Being a devout Catholic I am quite familiar with the story of the Son of God, who was arrested, tried, and sentenced by Pontius Pilate to be scourged, and finally executed on a cross. In spite of that I was shocked, depressed and devastated when leaving the cinema, and I had the feeling that the aim and significance of Jesus’s Passion and crucifixion was not clarified as it should have been. Only a few seconds are devoted to show how he rises from the dead on „the third day”. It is not at all surprising that viewers who are atheist or simply believe in other Gods considered the film to be extremely violent and could not really determine what message it conveyed. They are the ones who can only look at Gibson’s movie as a series of dreadful horrifying actions. As David Edelstein, a top critic publishing in the Slate, observes „This is a two-hour-and-six-minute snuff movie – The Jesus Chainsaw Massacre – that thinks it is an act of faith.”

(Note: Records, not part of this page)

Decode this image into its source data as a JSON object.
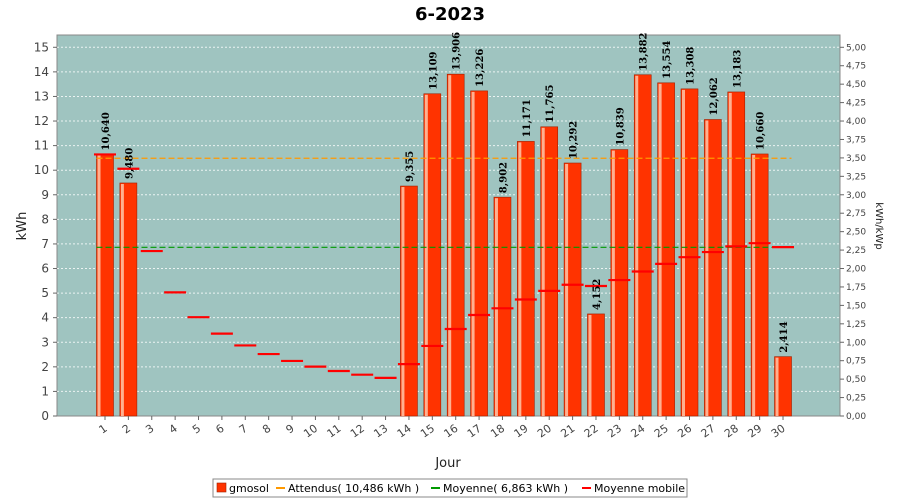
{
  "colors": {
    "plot_bg": "#9fc4c0",
    "bar": "#ff3300",
    "bar_highlight": "#ffb090",
    "expected": "#ff9900",
    "average": "#009900",
    "moving": "#ff0000"
  },
  "chart_data": {
    "type": "bar",
    "title": "6-2023",
    "xlabel": "Jour",
    "ylabel": "kWh",
    "ylabel_right": "kWh/kWp",
    "ylim": [
      0,
      15.5
    ],
    "ylim_right": [
      0,
      5.1667
    ],
    "yticks": [
      "0",
      "1",
      "2",
      "3",
      "4",
      "5",
      "6",
      "7",
      "8",
      "9",
      "10",
      "11",
      "12",
      "13",
      "14",
      "15"
    ],
    "yticks_right": [
      "0,00",
      "0,25",
      "0,50",
      "0,75",
      "1,00",
      "1,25",
      "1,50",
      "1,75",
      "2,00",
      "2,25",
      "2,50",
      "2,75",
      "3,00",
      "3,25",
      "3,50",
      "3,75",
      "4,00",
      "4,25",
      "4,50",
      "4,75",
      "5,00"
    ],
    "categories": [
      "1",
      "2",
      "3",
      "4",
      "5",
      "6",
      "7",
      "8",
      "9",
      "10",
      "11",
      "12",
      "13",
      "14",
      "15",
      "16",
      "17",
      "18",
      "19",
      "20",
      "21",
      "22",
      "23",
      "24",
      "25",
      "26",
      "27",
      "28",
      "29",
      "30"
    ],
    "series": [
      {
        "name": "gmosol",
        "values": [
          10.64,
          9.48,
          0,
          0,
          0,
          0,
          0,
          0,
          0,
          0,
          0,
          0,
          0,
          9.355,
          13.109,
          13.906,
          13.226,
          8.902,
          11.171,
          11.765,
          10.292,
          4.152,
          10.839,
          13.882,
          13.554,
          13.308,
          12.062,
          13.183,
          10.66,
          2.414
        ],
        "labels": [
          "10,640",
          "9,480",
          "",
          "",
          "",
          "",
          "",
          "",
          "",
          "",
          "",
          "",
          "",
          "9,355",
          "13,109",
          "13,906",
          "13,226",
          "8,902",
          "11,171",
          "11,765",
          "10,292",
          "4,152",
          "10,839",
          "13,882",
          "13,554",
          "13,308",
          "12,062",
          "13,183",
          "10,660",
          "2,414"
        ]
      },
      {
        "name": "Attendus( 10,486 kWh )",
        "value": 10.486
      },
      {
        "name": "Moyenne( 6,863 kWh )",
        "value": 6.863
      },
      {
        "name": "Moyenne mobile",
        "values": [
          10.64,
          10.06,
          6.71,
          5.03,
          4.02,
          3.35,
          2.87,
          2.52,
          2.24,
          2.01,
          1.83,
          1.68,
          1.55,
          2.11,
          2.85,
          3.54,
          4.11,
          4.38,
          4.74,
          5.09,
          5.34,
          5.29,
          5.53,
          5.88,
          6.19,
          6.46,
          6.67,
          6.9,
          7.03,
          6.87
        ]
      }
    ],
    "legend_position": "bottom-center",
    "grid": true
  }
}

I was also possessed by a sense of déja vu. I could not help thinking of Mel Gibson’s Academy Awards winner epic historical drama film Braveheart in 1995, which met generally positive reviews but personally I found it too brutal to be enjoyable. The Passion of the Christ including so many immoderately violent pictures is simply another example to prove this director is keen on presenting violence. I share Gene Seymour’s views who thinks that „Mel Gibson shows once again that he is skilled at depicting violence. But you would be hard pressed to find evidence of ’tolerance, love and forgiveness’ that the producer-director-co-writer insists he is trying to communicate.”

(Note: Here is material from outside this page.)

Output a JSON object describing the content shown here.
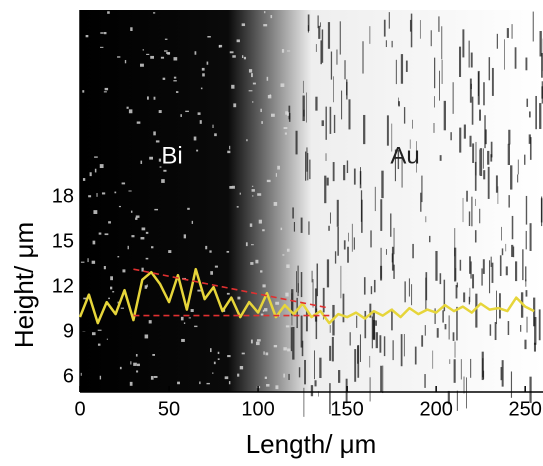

When interviewed, Mel Gibson said: „I wanted it to be shocking; and I wanted it to be extreme ... So that they see the enormity – the enormity of that sacrifice; to see that someone could endure that and still come back with love and forgiveness, even through extreme pain and suffering and ridicule.” Personally, I have my doubts if he managed to make people understand why Jesus undertook all that suffering for mankind with dedicating only a few frames to His teachings and resurrection. More emphasis should have been put on explaining that Jesus’s death was a willing sacrifice so as to atone for humanity’s sin and make salvation possible. Michael O’Sullivan, who mostly publishes in Washington Post, also criticized the lack of explanation: [ the film] “Puts us in a situation where we cannot help but feel Jesus’s pains. If only Gibson had taken the time to tell more of us why it mattered.”
To sum up, I am convinced that The Passion of the Christ would have received fewer negative reviews and could have been more accepted and understood if the director had not been influenced so much by his earlier practice of making violent films, and he had tried to turn to faith with more attention, which would not have let him be misled by the superficial, physical and visual aspects of sacrifice and crucifixion but would have helped him to understand the joy of Easter.